I'm trying to export the output of the "top" command (unix) with PHP. Invoking and reading the command/output is pretty simple using the "exex" function but the question is: is the "top" command output (order, names, etc.) always the same? Or is it related to the distribution I'm using?
Is there any way to parse these information "generally" on UNIX systems?
Thanks in advance
You could use ps instead, with arguments -A and -o like so:
ps -Ao %cpu,%mem,user,comm
which would give you the output exactly like you specified when you called the command:
0.0 0.1 root udisks-daemon 0.0 0.0 root udisks-daemon 0.0 0.1 root gdm-simple-slav 11.0 0.4 root Xorg 0.0 0.1 root NetworkManager 0.0 0.1 root polkitd 0.0 0.1 root gdm3
Arguments:
-A Select all processes. -o format User-defined format. format is a single argument in the form of a blank-separated or comma-separated list, which offers a way to specify individual output columns. The recognized keywords are described in the STANDARD FORMAT SPECIFIERS section below. Headers may be renamed (ps -o pid,ruser=RealUser -o comm=Command) as desired. If all column headers are empty (ps -o pid= -o comm=) then the header line will not be output. Column width will increase as needed for wide headers; this may be used to widen up columns such as WCHAN (ps -o pid,wchan=WIDE- WCHAN-COLUMN -o comm). Explicit width control (ps opid, wchan:42,cmd) is offered too. The behavior of ps -o pid=X,comm=Y varies with personality; output may be one column named "X,comm=Y" or two columns named "X" and "Y". Use multiple -o options when in doubt. Use the PS_FORMAT environment variable to specify a default as desired; DefSysV and DefBSD are macros that may be used to choose the default UNIX or BSD columns.
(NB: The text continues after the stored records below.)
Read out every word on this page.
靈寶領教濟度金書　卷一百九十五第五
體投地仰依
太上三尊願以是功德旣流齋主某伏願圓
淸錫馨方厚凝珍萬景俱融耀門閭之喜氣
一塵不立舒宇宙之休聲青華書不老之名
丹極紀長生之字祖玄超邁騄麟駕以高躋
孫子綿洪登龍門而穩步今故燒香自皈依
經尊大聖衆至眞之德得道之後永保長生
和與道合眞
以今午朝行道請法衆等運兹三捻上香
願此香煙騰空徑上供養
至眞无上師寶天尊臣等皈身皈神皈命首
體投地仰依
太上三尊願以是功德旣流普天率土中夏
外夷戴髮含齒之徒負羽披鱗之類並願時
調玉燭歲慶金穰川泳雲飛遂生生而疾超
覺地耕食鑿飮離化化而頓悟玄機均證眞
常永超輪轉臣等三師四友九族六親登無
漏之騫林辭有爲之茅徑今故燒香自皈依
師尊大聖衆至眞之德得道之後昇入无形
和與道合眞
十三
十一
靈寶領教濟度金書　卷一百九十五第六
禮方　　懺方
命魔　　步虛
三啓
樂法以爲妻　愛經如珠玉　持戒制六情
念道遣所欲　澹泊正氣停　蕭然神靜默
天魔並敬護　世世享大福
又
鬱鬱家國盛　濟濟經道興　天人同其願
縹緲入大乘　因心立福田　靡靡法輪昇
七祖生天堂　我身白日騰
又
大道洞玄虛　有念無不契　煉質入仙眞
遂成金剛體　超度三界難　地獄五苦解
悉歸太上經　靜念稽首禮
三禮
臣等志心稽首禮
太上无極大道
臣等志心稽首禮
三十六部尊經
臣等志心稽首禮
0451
All STANDARD FORMAT SPECIFIERS that you could use, you can find in the man page of ps, but I've copied them also here for convenience:
https://gist.github.com/ivankovacevic/9918272
As mentioned by Lucas, ps
is probably printing what you would expect.
If your Unix flavour is Linux, I think pidstat
(from the sysstat
package) is better suited for your needs (not to mention, documented in a clearer way, in my opinion).